First-Ever Aviation Emissions Standard Bolstered by Volpe Assessment

Thursday, March 24, 2016

The international aviation community is on the cusp of certifying a first-ever carbon dioxide (CO2) emissions standard for commercial aircraft.

Experts on the International Civil Aviation Organization (ICAO) Committee on Aviation and Environmental Protection (CAEP) agreed in February to a CO2 standard that would apply to commercial aircraft types accounting for more than 92 percent of all aviation emissions.

“At Volpe, we conducted the environmental and economic modeling that informed this agreement on aircraft emissions,” said Gregg Fleming, director of Policy, Planning, and Environment at Volpe. “The U.S. modeling, conducted on behalf of the Federal Aviation Administration, was complemented by modeling from the European Union, which served as a second check on our results to make sure the CAEP had the best possible information available.”

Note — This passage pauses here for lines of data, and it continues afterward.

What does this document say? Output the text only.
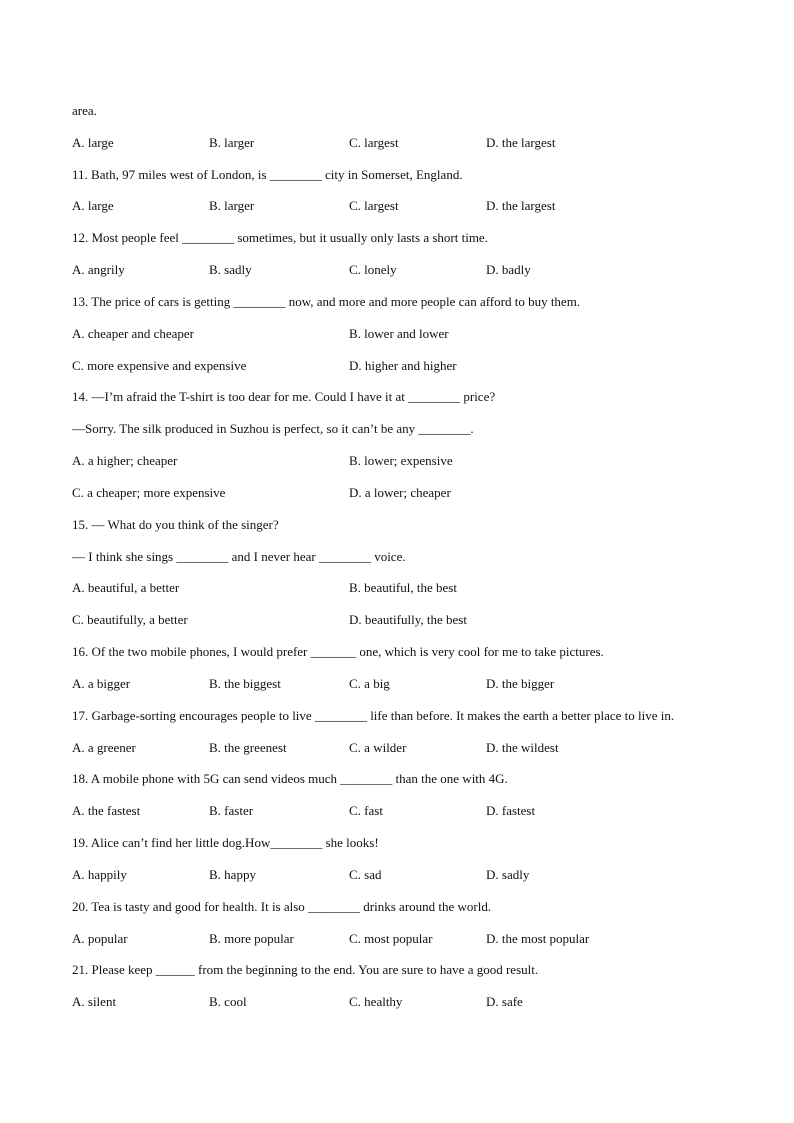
area.
A. large	B. larger	C. largest	D. the largest
11. Bath, 97 miles west of London, is ________ city in Somerset, England.
A. large	B. larger	C. largest	D. the largest
12. Most people feel ________ sometimes, but it usually only lasts a short time.
A. angrily	B. sadly	C. lonely	D. badly
13. The price of cars is getting ________ now, and more and more people can afford to buy them.
A. cheaper and cheaper	B. lower and lower
C. more expensive and expensive	D. higher and higher
14. —I’m afraid the T-shirt is too dear for me. Could I have it at ________ price?
—Sorry. The silk produced in Suzhou is perfect, so it can’t be any ________.
A. a higher; cheaper	B. lower; expensive
C. a cheaper; more expensive	D. a lower; cheaper
15. — What do you think of the singer?
— I think she sings ________ and I never hear ________ voice.
A. beautiful, a better	B. beautiful, the best
C. beautifully, a better	D. beautifully, the best
16. Of the two mobile phones, I would prefer _______ one, which is very cool for me to take pictures.
A. a bigger	B. the biggest	C. a big	D. the bigger
17. Garbage-sorting encourages people to live ________ life than before. It makes the earth a better place to live in.
A. a greener	B. the greenest	C. a wilder	D. the wildest
18. A mobile phone with 5G can send videos much ________ than the one with 4G.
A. the fastest	B. faster	C. fast	D. fastest
19. Alice can’t find her little dog.How________ she looks!
A. happily	B. happy	C. sad	D. sadly
20. Tea is tasty and good for health. It is also ________ drinks around the world.
A. popular	B. more popular	C. most popular	D. the most popular
21. Please keep ______ from the beginning to the end. You are sure to have a good result.
A. silent	B. cool	C. healthy	D. safe
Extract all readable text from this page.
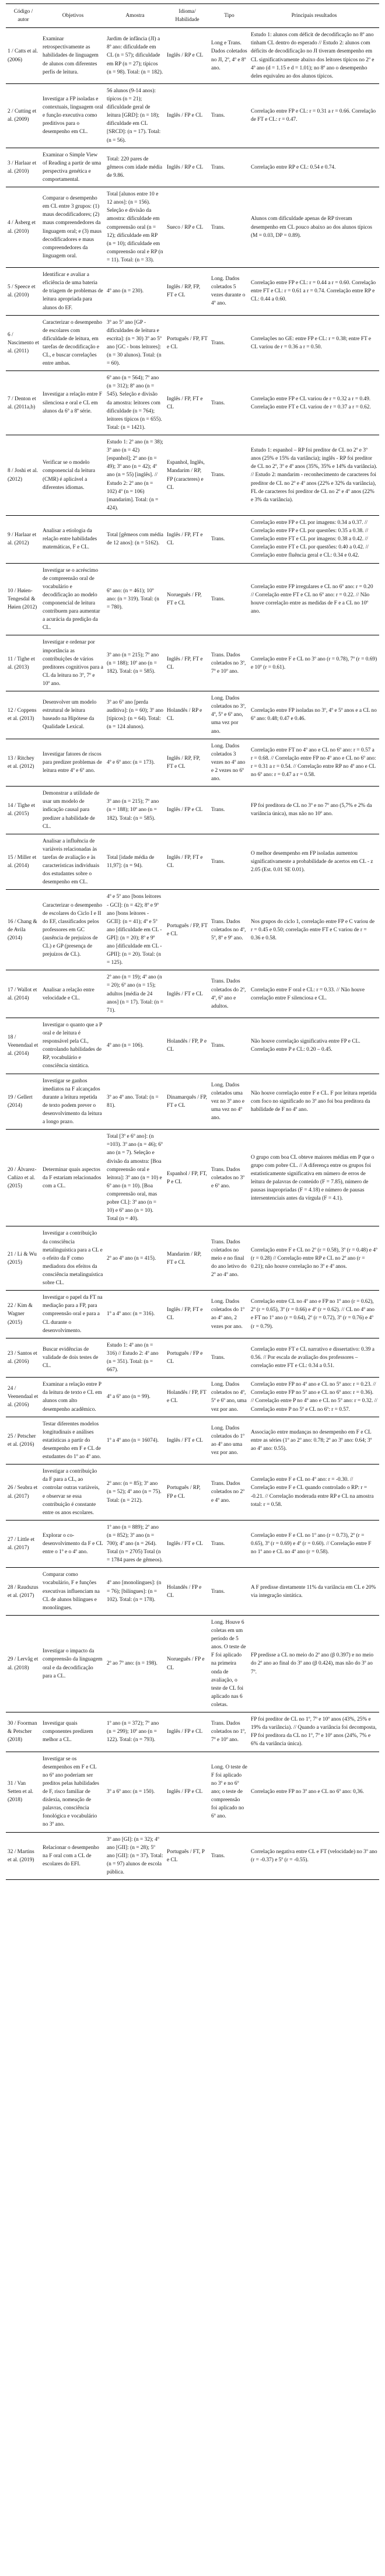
Código / autor	Objetivos	Amostra	Idioma/ Habilidade	Tipo	Principais resultados
1 / Catts et al. (2006)	Examinar retrospectivamente as habilidades de linguagem de alunos com diferentes perfis de leitura.	Jardim de infância (JI) a 8º ano: dificuldade em CL (n = 57); dificuldade em RP (n = 27); típicos (n = 98). Total: (n = 182).	Inglês / RP e CL	Long e Trans. Dados coletados no JI, 2º, 4º e 8º ano.	Estudo 1: alunos com déficit de decodificação no 8º ano tinham CL dentro do esperado // Estudo 2: alunos com déficits de decodificação no JI tiveram desempenho em CL significativamente abaixo dos leitores típicos no 2º e 4º ano (d = 1.15 e d = 1.01); no 8º ano o desempenho deles equivaleu ao dos alunos típicos.
2 / Cutting et al. (2009)	Investigar a FP isoladas e contextuais, linguagem oral e função executiva como preditivos para o desempenho em CL.	56 alunos (9-14 anos): típicos (n = 21); dificuldade geral de leitura [GRD]: (n = 18); dificuldade em CL [SRCD]: (n = 17). Total: (n = 56).	Inglês / FP e CL	Trans.	Correlação entre FP e CL: r = 0.31 a r = 0.66. Correlação de FT e CL: r = 0.47.
3 / Harlaar et al. (2010)	Examinar o Simple View of Reading a partir de uma perspectiva genética e comportamental.	Total: 220 pares de gêmeos com idade média de 9.86.	Inglês / RP e CL	Trans.	Correlação entre RP e CL: 0.54 e 0.74.
4 / Åsberg et al. (2010)	Comparar o desempenho em CL entre 3 grupos: (1) maus decodificadores; (2) maus compreendedores da linguagem oral; e (3) maus decodificadores e maus compreendedores da linguagem oral.	Total [alunos entre 10 e 12 anos]: (n = 156). Seleção e divisão da amostra: dificuldade em compreensão oral (n = 12); dificuldade em RP (n = 10); dificuldade em compreensão oral e RP (n = 11). Total: (n = 33).	Sueco / RP e CL	Trans.	Alunos com dificuldade apenas de RP tiveram desempenho em CL pouco abaixo ao dos alunos típicos (M = 0.03, DP = 0.89).
5 / Speece et al. (2010)	Identificar e avaliar a eficiência de uma bateria de triagem de problemas de leitura apropriada para alunos do EF.	4º ano (n = 230).	Inglês / RP, FP, FT e CL	Long. Dados coletados 5 vezes durante o 4º ano.	Correlação entre FP e CL: r = 0.44 a r = 0.60. Correlação entre FT e CL: r = 0.61 a r = 0.74. Correlação entre RP e CL: 0.44 a 0.60.
6 / Nascimento et al. (2011)	Caracterizar o desempenho de escolares com dificuldade de leitura, em tarefas de decodificação e CL, e buscar correlações entre ambas.	3º ao 5º ano [GP - dificuldades de leitura e escrita]: (n = 30) 3º ao 5º ano [GC - bons leitores]: (n = 30 alunos). Total: (n = 60).	Português / FP, FT e CL	Trans.	Correlações no GE: entre FP e CL: r = 0.38; entre FT e CL variou de r = 0.36 a r = 0.50.
7 / Denton et al. (2011a,b)	Investigar a relação entre F silenciosa e oral e CL em alunos da 6º a 8ª série.	6º ano (n = 564); 7º ano (n = 312); 8º ano (n = 545). Seleção e divisão da amostra: leitores com dificuldade (n = 764); leitores típicos (n = 655). Total: (n = 1421).	Inglês / FP, FT e CL	Trans.	Correlação entre FP e CL variou de r = 0.32 a r = 0.49. Correlação entre FT e CL variou de r = 0.37 a r = 0.62.
8 / Joshi et al. (2012)	Verificar se o modelo componencial da leitura (CMR) é aplicável a diferentes idiomas.	Estudo 1: 2º ano (n = 38); 3º ano (n = 42) [espanhol]; 2º ano (n = 49); 3º ano (n = 42); 4º ano (n = 55) [inglês]. // Estudo 2: 2º ano (n = 102) 4º (n = 106) [mandarim]. Total: (n = 424).	Espanhol, Inglês, Mandarim / RP, FP (caracteres) e CL	Trans.	Estudo 1: espanhol – RP foi preditor de CL no 2º e 3º anos (25% e 15% da variância); inglês - RP foi preditor de CL no 2º, 3º e 4º anos (35%, 35% e 14% da variância). // Estudo 2: mandarim - reconhecimento de caracteres foi preditor de CL no 2º e 4º anos (22% e 32% da variância), FL de caracteres foi preditor de CL no 2º e 4º anos (22% e 3% da variância).
9 / Harlaar et al. (2012)	Analisar a etiologia da relação entre habilidades matemáticas, F e CL.	Total [gêmeos com média de 12 anos]: (n = 5162).	Inglês / FP, FT e CL	Trans.	Correlação entre FP e CL por imagens: 0.34 a 0.37. // Correlação entre FP e CL por questões: 0.35 a 0.38. // Correlação entre FT e CL por imagens: 0.38 a 0.42. // Correlação entre FT e CL por questões: 0.40 a 0.42. // Correlação entre fluência geral e CL: 0.34 e 0.42.
10 / Høien-Tengesdal & Høien (2012)	Investigar se o acréscimo de compreensão oral de vocabulário e decodificação ao modelo componencial de leitura contribuem para aumentar a acurácia da predição da CL.	6º ano: (n = 461); 10º ano: (n = 319). Total: (n = 780).	Norueguês / FP, FT e CL	Trans.	Correlação entre FP irregulares e CL no 6º ano: r = 0.20 // Correlação entre FT e CL no 6º ano: r = 0.22. // Não houve correlação entre as medidas de F e a CL no 10º ano.
11 / Tighe et al. (2013)	Investigar e ordenar por importância as contribuições de vários preditores cognitivos para a CL da leitura no 3º, 7º e 10º ano.	3º ano (n = 215); 7º ano (n = 188); 10º ano (n = 182). Total: (n = 585).	Inglês / FP, FT e CL	Trans. Dados coletados no 3º, 7º e 10º ano.	Correlação entre F e CL no 3º ano (r = 0.78), 7º (r = 0.69) e 10º (r = 0.61).
12 / Coppens et al. (2013)	Desenvolver um modelo estrutural de leitura baseado na Hipótese da Qualidade Lexical.	3º ao 6º ano [perda auditiva]: (n = 60); 3º ano [típicos]: (n = 64). Total: (n = 124 alunos).	Holandês / RP e CL	Long. Dados coletados no 3º, 4º, 5º e 6º ano, uma vez por ano.	Correlação entre FP isoladas no 3º, 4º e 5º anos e a CL no 6º ano: 0.48; 0.47 e 0.46.
13 / Ritchey et al. (2012)	Investigar fatores de riscos para predizer problemas de leitura entre 4º e 6º ano.	4º e 6º ano: (n = 173).	Inglês / RP, FP, FT e CL	Long. Dados coletados 3 vezes no 4º ano e 2 vezes no 6º ano.	Correlação entre FT no 4º ano e CL no 6º ano: r = 0.57 a r = 0.68. // Correlação entre FP no 4º ano e CL no 6º ano: r = 0.31 a r = 0.54. // Correlação entre RP no 4º ano e CL no 6º ano: r = 0.47 a r = 0.58.
14 / Tighe et al. (2015)	Demonstrar a utilidade de usar um modelo de indicação causal para predizer a habilidade de CL.	3º ano (n = 215); 7º ano (n = 188); 10º ano (n = 182). Total: (n = 585).	Inglês / FP e CL	Trans.	FP foi preditora de CL no 3º e no 7º ano (5,7% e 2% da variância única), mas não no 10º ano.
15 / Miller et al. (2014)	Analisar a influência de variáveis relacionadas às tarefas de avaliação e às características individuais dos estudantes sobre o desempenho em CL.	Total [idade média de 11,97]: (n = 94).	Inglês / FP, FT e CL	Trans.	O melhor desempenho em FP isoladas aumentou significativamente a probabilidade de acertos em CL - z 2.05 (Est. 0.01 SE 0.01).
16 / Chang & de Avila (2014)	Caracterizar o desempenho de escolares do Ciclo I e II do EF, classificados pelos professores em GC (ausência de prejuízos de CL) e GP (presença de prejuízos de CL).	4º e 5º ano [bons leitores - GCI]: (n = 42); 8º e 9º ano [bons leitores - GCII]: (n = 41); 4º e 5º ano [dificuldade em CL - GPI]: (n = 20); 8º e 9º ano [dificuldade em CL - GPII]: (n = 20). Total: (n = 125).	Português / FP, FT e CL	Trans. Dados coletados no 4º, 5º, 8º e 9º ano.	Nos grupos do ciclo 1, correlação entre FP e C variou de r = 0.45 e 0.50; correlação entre FT e C variou de r = 0.36 e 0.58.
17 / Wallot et al. (2014)	Analisar a relação entre velocidade e CL.	2º ano (n = 19); 4º ano (n = 20); 6º ano (n = 15); adultos [média de 24 anos] (n = 17). Total: (n = 71).	Inglês / FT e CL	Trans. Dados coletados do 2º, 4º, 6º ano e adultos.	Correlação entre F oral e CL: r = 0.33. // Não houve correlação entre F silenciosa e CL.
18 / Veenendaal et al. (2014)	Investigar o quanto que a P oral e de leitura é responsável pela CL, controlando habilidades de RP, vocabulário e consciência sintática.	4º ano (n = 106).	Holandês / FP, P e CL	Trans.	Não houve correlação significativa entre FP e CL. Correlação entre P e CL: 0.20 – 0.45.
19 / Gellert (2014)	Investigar se ganhos imediatos na F alcançados durante a leitura repetida de texto podem prever o desenvolvimento da leitura a longo prazo.	3º ao 4º ano. Total: (n = 81).	Dinamarquês / FP, FT e CL	Long. Dados coletados uma vez no 3º ano e uma vez no 4º ano.	Não houve correlação entre F e CL. F por leitura repetida com foco no significado no 3º ano foi boa preditora da habilidade de F no 4º ano.
20 / Álvarez-Cañizo et al. (2015)	Determinar quais aspectos da F estariam relacionados com a CL.	Total [3º e 6º ano]: (n =103). 3º ano (n = 46); 6º ano (n = 7). Seleção e divisão da amostra: [Boa compreensão oral e leitora]: 3º ano (n = 10) e 6º ano (n = 10). [Boa compreensão oral, mas pobre CL]: 3º ano (n = 10) e 6º ano (n = 10). Total (n = 40).	Espanhol / FP, FT, P e CL	Trans. Dados coletados no 3º e 6º ano.	O grupo com boa CL obteve maiores médias em P que o grupo com pobre CL. // A diferença entre os grupos foi estatisticamente significativa em número de erros de leitura de palavras de conteúdo (F = 7.85), número de pausas inapropriadas (F = 4.18) e número de pausas intersentenciais antes da vírgula (F = 4.1).
21 / Li & Wu (2015)	Investigar a contribuição da consciência metalinguística para a CL e o efeito da F como mediadora dos efeitos da consciência metalinguística sobre CL.	2º ao 4º ano (n = 415).	Mandarim / RP, FT e CL	Trans. Dados coletados no meio e no final do ano letivo do 2º ao 4º ano.	Correlação entre F e CL no 2º (r = 0.58), 3º (r = 0.48) e 4º (r = 0.28) // Correlação entre RP e CL no 2º ano (r = 0.21); não houve correlação no 3º e 4º anos.
22 / Kim & Wagner (2015)	Investigar o papel da FT na mediação para a FP, para compreensão oral e para a CL durante o desenvolvimento.	1º a 4º ano: (n = 316).	Inglês / FP, FT e CL	Long. Dados coletados do 1º ao 4º ano, 2 vezes por ano.	Correlação entre CL no 4º ano e FP no 1º ano (r = 0.62), 2º (r = 0.65), 3º (r = 0.66) e 4º (r = 0.62). // CL no 4º ano e FT no 1º ano (r = 0.64), 2º (r = 0.72), 3º (r = 0.76) e 4º (r = 0.79).
23 / Santos et al. (2016)	Buscar evidências de validade de dois testes de CL.	Estudo 1: 4º ano (n = 316) // Estudo 2: 4º ano (n = 351). Total: (n = 667).	Português / FP e CL	Trans.	Correlação entre FT e CL narrativo e dissertativo: 0.39 a 0.56. // Por escala de avaliação dos professores – correlação entre FT e CL: 0.34 a 0.51.
24 / Veenendaal et al. (2016)	Examinar a relação entre P da leitura de texto e CL em alunos com alto desempenho acadêmico.	4º a 6º ano (n = 99).	Holandês / FP, FT e CL	Long. Dados coletados no 4º, 5º e 6º ano, uma vez por ano.	Correlação entre FP no 4º ano e CL no 5º ano: r = 0.23. // Correlação entre FP no 5º ano e CL no 6º ano: r = 0.36). // Correlação entre P no 4º ano e CL no 5º ano: r = 0.32. // Correlação entre P no 5º e CL no 6º: r = 0.57.
25 / Petscher et al. (2016)	Testar diferentes modelos longitudinais e análises estatísticas a partir do desempenho em F e CL de estudantes do 1º ao 4º ano.	1º a 4º ano (n = 16074).	Inglês / FT e CL	Long. Dados coletados do 1º ao 4º ano uma vez por ano.	Associação entre mudanças no desempenho em F e CL entre as séries (1º ao 2º ano: 0.78; 2º ao 3º ano: 0.64; 3º ao 4º ano: 0.55).
26 / Seabra et al. (2017)	Investigar a contribuição da F para a CL, ao controlar outras variáveis, e observar se essa contribuição é constante entre os anos escolares.	2º ano: (n = 85); 3º ano (n = 52); 4º ano (n = 75). Total: (n = 212).	Português / RP, FP e CL	Trans. Dados coletados no 2º e 4º ano.	Correlação entre F e CL no 4º ano: r = -0.30. // Correlação entre F e CL quando controlado o RP: r = -0.21. // Correlação moderada entre RP e CL na amostra total: r = 0.58.
27 / Little et al. (2017)	Explorar o co-desenvolvimento da F e CL entre o 1º e o 4º ano.	1º ano (n = 889); 2ª ano (n = 852); 3º ano (n = 700); 4º ano (n = 264). Total (n = 2705) Total (n = 1784 pares de gêmeos).	Inglês / FT e CL	Trans.	Correlação entre F e CL no 1º ano (r = 0.73), 2º (r = 0.65), 3º (r = 0.69) e 4º (r = 0.60). // Correlação entre F no 1º ano e CL no 4º ano (r = 0.58).
28 / Raudszus et al. (2017)	Comparar como vocabulário, F e funções executivas influenciam na CL de alunos bilíngues e monolíngues.	4º ano [monolíngues]: (n = 76); [bilíngues]: (n = 102). Total: (n = 178).	Holandês / FP e CL	Trans.	A F predisse diretamente 11% da variância em CL e 20% via integração sintática.
29 / Lervåg et al. (2018)	Investigar o impacto da compreensão da linguagem oral e da decodificação para a CL.	2º ao 7º ano: (n = 198).	Norueguês / FP e CL	Long. Houve 6 coletas em um período de 5 anos. O teste de F foi aplicado na primeira onda de avaliação, o teste de CL foi aplicado nas 6 coletas.	FP predisse a CL no meio do 2º ano (β 0.397) e no meio do 2º ano ao final do 3º ano (β 0.424), mas não do 3º ao 7º.
30 / Foorman & Petscher (2018)	Investigar quais componentes predizem melhor a CL.	1º ano (n = 372); 7º ano (n = 299); 10º ano (n = 122). Total: (n = 793).	Inglês / FP e CL	Trans. Dados coletados no 1º, 7º e 10º ano.	FP foi preditor de CL no 1º, 7º e 10º anos (43%, 25% e 19% da variância). // Quando a variância foi decomposta, FP foi preditora da CL no 1º, 7º e 10º anos (24%, 7% e 6% da variância única).
31 / Van Setten et al. (2018)	Investigar se os desempenhos em F e CL no 6º ano poderiam ser preditos pelas habilidades de F, risco familiar de dislexia, nomeação de palavras, consciência fonológica e vocabulário no 3º ano.	3º a 6º ano: (n = 150).	Inglês / FP e CL	Long. O teste de F foi aplicado no 3º e no 6º ano; o teste de compreensão foi aplicado no 6º ano.	Correlação entre FP no 3º ano e CL no 6º ano: 0,36.
32 / Martins et al. (2019)	Relacionar o desempenho na F oral com a CL de escolares do EFI.	3º ano [GI]: (n = 32); 4º ano [GII]: (n = 28); 5º ano [GII]: (n = 37). Total: (n = 97) alunos de escola pública.	Português / FT, P e CL	Trans.	Correlação negativa entre CL e FT (velocidade) no 3º ano (r = -0.37) e 5º (r = -0.55).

Weighing 10 Scenarios for Emissions

The new technology-based standard was agreed to by CAEP’s 22 member states with support from over 170 international experts. With guidance from CAEP experts, the Volpe modelers assessed the cost effectiveness of 10 stringency options.

The stringency options, ranked 1 to 10, aimed to reduce aircraft CO2 emissions by integrating fuel efficient technologies into aircraft design and development. The Volpe assessment showed what would happen to CO2 emissions if an option took effect in different years, and demonstrated whether specific aircraft models would pass or fail the standard.

The final agreed-upon standard—nearly the most stringent option assessed—would apply to new aircraft as well as in-production aircraft.

A CO2 emissions standard for aircraft could reduce carbon pollution by 650 million metric tons between 2020 and 2040...the same as removing more than 140 million cars from the road for a year. Sources: Volpe and the White House.

“Even though it’s a CO2 standard, we not only looked at benefits associated with reduced CO2 emissions, we also looked at the palette of environmental tradeoffs,” Fleming said. “There are several interdependencies—we examined other pollutants, including noise. But the key driving factor is fuel burn.”

If the standard is accepted by the full ICAO body, Volpe modelers estimate that carbon pollution could fall by more than 650 million metric tons between 2020 and 2040—the same as removing more than 140 million cars from the road for a year.

The move would also reduce fuel burn by 4 percent by 2028, compared to 2015 aircraft models, and would produce monetary benefits.

Movement Toward International Adoption

The standard will move to the ICAO aviation governing council this summer, and will then be considered by the larger ICAO assembly. If approved, the standard will be binding for international air travel between the 191 ICAO member nations, beginning on January 1, 2020.

In the interim, each nation also has a unique process for implementing this new international standard into domestic regulations. Here in the U.S., both the Environmental Protection Agency and the Federal Aviation Administration (FAA) have the rulemaking responsibilities of establishing the new CO2 emissions levels and then enforcing the emissions level through aircraft certification, respectively.

To fully understand the suite of environmental benefits, Volpe modelers used the Aviation Environmental Design Tool (AEDT), which a Volpe-led team developed on behalf of the FAA. AEDT dynamically models aircraft weight and performance characteristics and weather conditions, and calculates the resulting noise, air quality, greenhouse gas emissions, and fuel burn.

A photo of a commercial plane on a runway.